Euler's formula lets us transform the \sin and \cos parts into this: \begin{aligned} \DeclareMathOperator{\e}{e} \cos(y) &= \frac{\e^{iy} + \e^{-iy}}{2} \\ \sin(y) &= \frac{\e^{iy} - \e^{-iy}}{2i} \end{aligned}
By doing this we can make use of the rules for products of \e, which are preserved for complex numbers: \e^{z_1}\;\e^{z_2} = \e^{z_1+z_2} and magically doing this will end up with some parts that can be put back on the regular trigonometric form be reversing Euler's formula.
Worked example
I will now rewrite trigonometric products like this: \sin{3x}\cos{5x} = \frac{1}{2} (\sin{8x} - \sin{2x}).
First, I will rewrite the left side using Euler's formula: \left( \frac{\e^{3xi} - \e^{-3xi}}{2i} \right) \left( \frac{\e^{5xi} + \e^{-5xi}}{2} \right).
I pull the denominator out in front, and use the product rules of \e: \begin{aligned} &\frac{1}{4i} (\e^{3xi + 5xi} + \e^{-3xi + 5xi} - \e^{-3xi + 5xi} - \e{-3xi - 5xi}) \\ = &\frac{1}{4i}(\e^{8xi} + \e^{-2xi} - \e{2xi} - \e^{-8xi}) \end{aligned}
I break it up in two parts: \frac{1}{4i} (\e^{8xi} - \e^{-8xi}) + \frac{1}{4i} (\e^{-2xi} - \e^{2xi})

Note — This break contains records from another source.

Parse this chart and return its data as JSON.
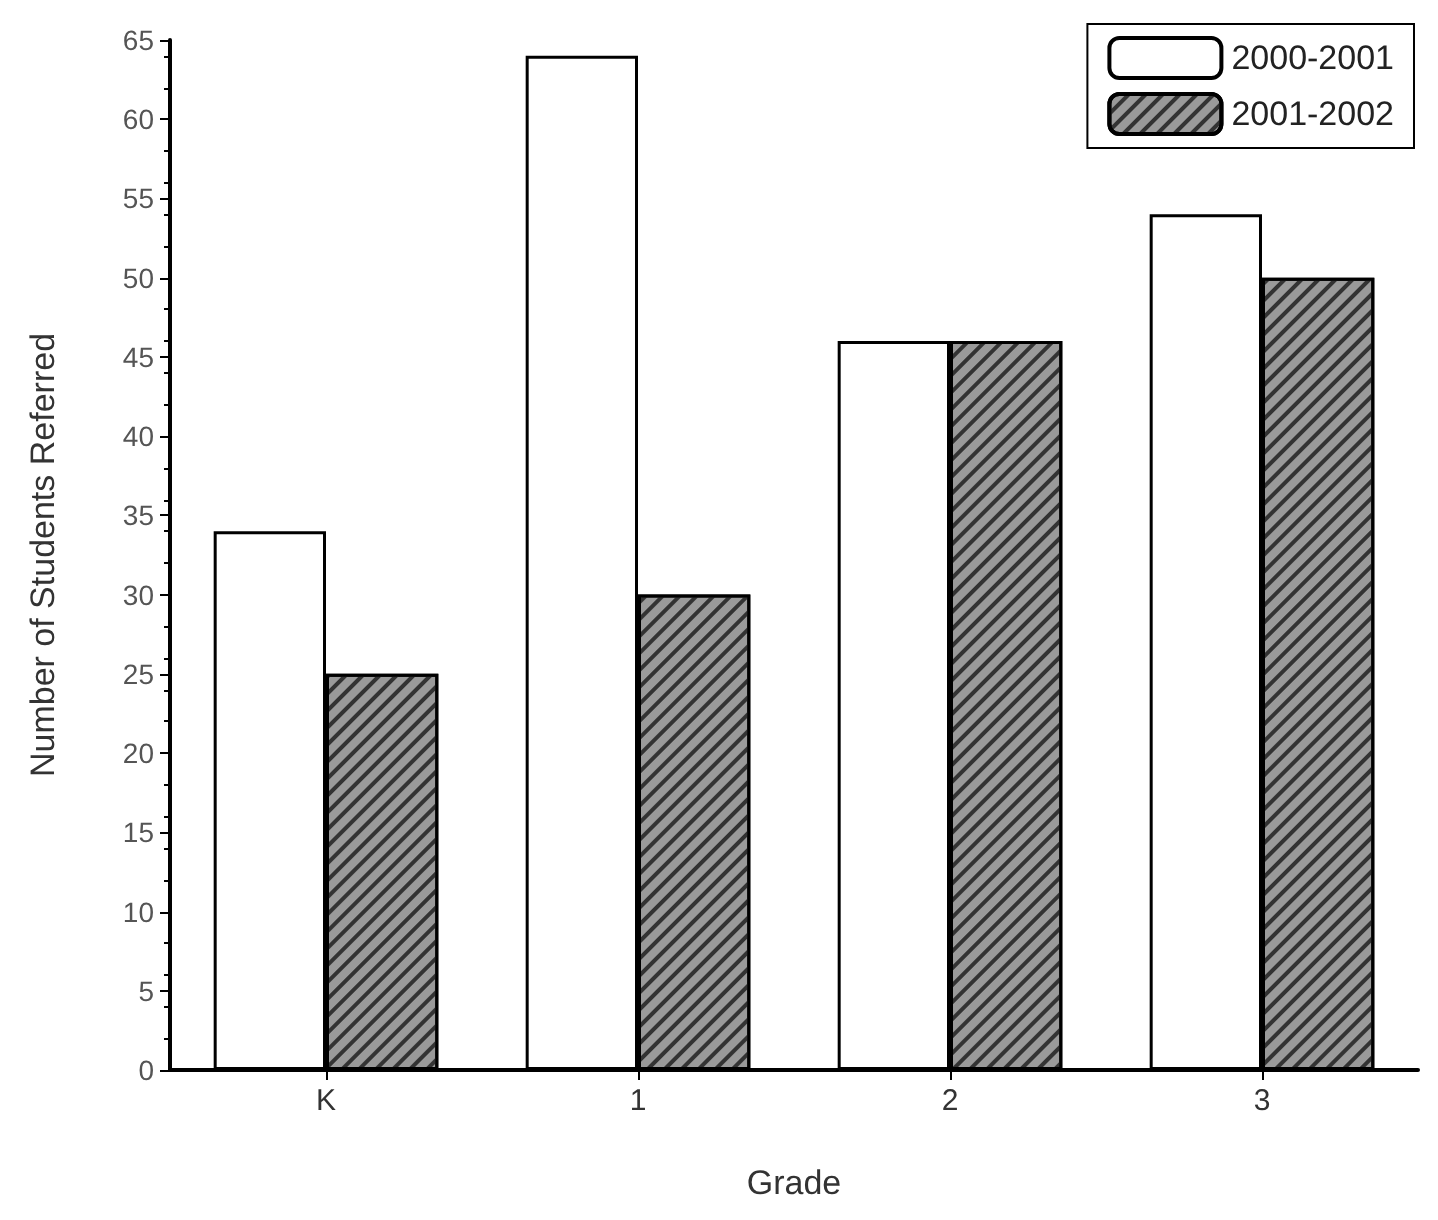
{
  "chart_data": {
    "type": "bar",
    "xlabel": "Grade",
    "ylabel": "Number of Students Referred",
    "categories": [
      "K",
      "1",
      "2",
      "3"
    ],
    "series": [
      {
        "name": "2000-2001",
        "color": "#ffffff",
        "values": [
          34,
          64,
          46,
          54
        ]
      },
      {
        "name": "2001-2002",
        "color": "#9a9a9a",
        "values": [
          25,
          30,
          46,
          50
        ]
      }
    ],
    "ylim": [
      0,
      65
    ],
    "yticks": [
      0,
      5,
      10,
      15,
      20,
      25,
      30,
      35,
      40,
      45,
      50,
      55,
      60,
      65
    ],
    "grid": false,
    "legend": "top right"
  }
}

Now what we are trying to do is to get it on the form defined by Euler's formula. Because there is a minus between the \e-s in both the first and the second part, we assume that we want to go back to sinus in both cases. Sinus was defined as: \sin(y) = \frac{\e^{iy} - \e^{-iy}}{2i} and therefore part of the denominator of \frac{1}{4i}, is “pulled” into the equation like this: \frac{1}{2} \left(\frac{\e^{8xi} - \e^{-8xi}}{2i}\right) + \frac{1}{2} \left(\frac{\e^{-2xi} - \e^{2xi}}{2i}\right)
Now the “equation” is on the Euler's form, and can be put back as an ordinary trigonometric function. Taking the signing into condition, it ends up like this: \frac{1}{2} (\sin{8x} - \sin{2x}) and thereby the first statement is proved.